Между тем продолжал я по временам доставать себе несколько раз работу и без нужды пропитывался, -- как наступило 14-е число февраля, когда у нас празднуют день сретения господня, то накануне того дня, когда надобно было идти в церковь к вечерне, старший сын одного известного в Кизляре человека просил меня, не могу ли я во время службы найти за старшим протопопом какой-нибудь ошибки во время служения, я охотно за сие взялся, и, когда протопоп стал читать евангелие, я, стоя близ того места, также читал про себя, но так, что многие, около меня находившиеся, могли слышать. Протопоп, будучи человек довольно уже пожилой, немного замешался от того, что чтение мое было ему слышно. Будучи тем несколько встревожен, оглянулся на обе стороны и, к большему еще замешательству, увидел, что и многие то заметили. --
Быв поступком моим обижен, по окончании евангелия приказал меня выгнать из церкви, что и было исполнено. Хотя я заслужил сие по всей справедливости, однако некоторые обыватели говорили ему, что я справедлив и что он напрасно так со мною поступил.

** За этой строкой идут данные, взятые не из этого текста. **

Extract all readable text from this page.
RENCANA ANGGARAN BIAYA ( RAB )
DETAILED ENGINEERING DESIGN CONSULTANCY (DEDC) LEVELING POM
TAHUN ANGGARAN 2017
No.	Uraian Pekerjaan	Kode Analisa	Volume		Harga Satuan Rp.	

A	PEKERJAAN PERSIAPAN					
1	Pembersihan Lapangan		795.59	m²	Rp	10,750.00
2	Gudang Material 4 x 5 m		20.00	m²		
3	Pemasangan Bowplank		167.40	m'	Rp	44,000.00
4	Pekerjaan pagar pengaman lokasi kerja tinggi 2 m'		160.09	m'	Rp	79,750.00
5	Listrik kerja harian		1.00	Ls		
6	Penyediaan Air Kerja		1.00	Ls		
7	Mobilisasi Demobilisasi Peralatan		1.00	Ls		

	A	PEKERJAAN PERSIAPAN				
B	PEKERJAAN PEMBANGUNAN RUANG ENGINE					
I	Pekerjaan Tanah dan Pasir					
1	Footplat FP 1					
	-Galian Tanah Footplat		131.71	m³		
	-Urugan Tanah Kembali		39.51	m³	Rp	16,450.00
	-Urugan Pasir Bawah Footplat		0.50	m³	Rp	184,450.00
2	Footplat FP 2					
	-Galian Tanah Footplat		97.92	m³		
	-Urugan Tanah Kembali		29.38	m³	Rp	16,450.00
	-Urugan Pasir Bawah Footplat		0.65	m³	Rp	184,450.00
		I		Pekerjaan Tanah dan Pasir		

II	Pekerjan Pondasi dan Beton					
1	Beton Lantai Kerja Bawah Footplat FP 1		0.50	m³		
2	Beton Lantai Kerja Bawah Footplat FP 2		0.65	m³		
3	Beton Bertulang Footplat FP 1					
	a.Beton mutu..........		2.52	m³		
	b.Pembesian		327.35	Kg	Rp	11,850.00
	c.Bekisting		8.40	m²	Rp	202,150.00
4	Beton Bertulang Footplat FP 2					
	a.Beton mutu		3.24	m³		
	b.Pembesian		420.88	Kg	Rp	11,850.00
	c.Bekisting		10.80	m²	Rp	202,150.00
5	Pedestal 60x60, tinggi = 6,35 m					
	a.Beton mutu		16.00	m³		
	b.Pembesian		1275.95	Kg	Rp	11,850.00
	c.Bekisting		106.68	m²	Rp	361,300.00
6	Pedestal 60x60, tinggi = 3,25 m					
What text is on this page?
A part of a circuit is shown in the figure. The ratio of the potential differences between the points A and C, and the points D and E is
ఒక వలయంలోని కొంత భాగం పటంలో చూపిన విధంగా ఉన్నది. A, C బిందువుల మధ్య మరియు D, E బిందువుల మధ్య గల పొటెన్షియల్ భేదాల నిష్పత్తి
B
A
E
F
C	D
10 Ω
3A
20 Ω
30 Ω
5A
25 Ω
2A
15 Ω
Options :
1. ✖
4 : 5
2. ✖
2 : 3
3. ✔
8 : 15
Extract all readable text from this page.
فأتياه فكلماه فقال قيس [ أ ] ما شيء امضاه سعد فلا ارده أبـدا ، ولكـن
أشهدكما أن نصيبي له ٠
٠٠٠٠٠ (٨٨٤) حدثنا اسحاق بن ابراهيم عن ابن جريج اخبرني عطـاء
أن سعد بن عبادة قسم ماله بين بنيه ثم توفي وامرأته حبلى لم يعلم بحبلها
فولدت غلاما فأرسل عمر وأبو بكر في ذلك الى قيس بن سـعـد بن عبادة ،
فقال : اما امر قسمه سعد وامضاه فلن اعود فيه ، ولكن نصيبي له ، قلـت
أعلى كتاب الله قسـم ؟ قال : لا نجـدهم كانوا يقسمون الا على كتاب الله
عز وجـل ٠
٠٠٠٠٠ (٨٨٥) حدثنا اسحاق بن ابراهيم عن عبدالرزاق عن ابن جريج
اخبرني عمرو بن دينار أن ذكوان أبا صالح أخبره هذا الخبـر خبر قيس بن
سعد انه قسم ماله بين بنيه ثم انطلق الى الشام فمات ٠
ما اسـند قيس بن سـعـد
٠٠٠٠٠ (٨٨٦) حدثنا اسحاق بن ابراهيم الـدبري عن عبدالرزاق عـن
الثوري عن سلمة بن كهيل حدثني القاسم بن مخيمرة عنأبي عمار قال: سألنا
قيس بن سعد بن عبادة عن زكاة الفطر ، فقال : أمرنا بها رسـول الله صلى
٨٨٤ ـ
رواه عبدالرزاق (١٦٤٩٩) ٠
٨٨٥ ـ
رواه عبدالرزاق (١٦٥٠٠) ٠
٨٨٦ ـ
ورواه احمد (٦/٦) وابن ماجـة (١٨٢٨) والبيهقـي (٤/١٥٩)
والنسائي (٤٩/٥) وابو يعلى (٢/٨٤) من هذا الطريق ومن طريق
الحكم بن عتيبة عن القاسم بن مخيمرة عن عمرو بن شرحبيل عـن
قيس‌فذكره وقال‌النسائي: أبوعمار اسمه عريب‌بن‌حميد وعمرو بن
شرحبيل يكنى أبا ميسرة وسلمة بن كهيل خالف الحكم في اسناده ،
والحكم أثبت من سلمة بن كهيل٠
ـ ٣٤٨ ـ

После вечерни пошел я прямо к дому того человека, для которого подвергнулся изгнанию, и он принял меня с великою благодарностию и радостию, так что я сряду четыре дня праздновал у него в доме. Отец его, братья и сестры также меня полюбили. После сего я в случае нужды всегда приходил к ним, равным образом не оставлял меня и староста, и, сие по крайней мере столько делало мне пользы, что я был всегда сыт и доволен.
Гордые меня после сего возненавидели совершенно; а другие священники, которые были посмирнее, напротив того, полюбили сугубо; часто со мною беседовали, толковали священное писание и всегда были довольны моими объяснениями. -- 29 февраля, ибо 796 год был високосный, случилось другое приключение, также насчет священников.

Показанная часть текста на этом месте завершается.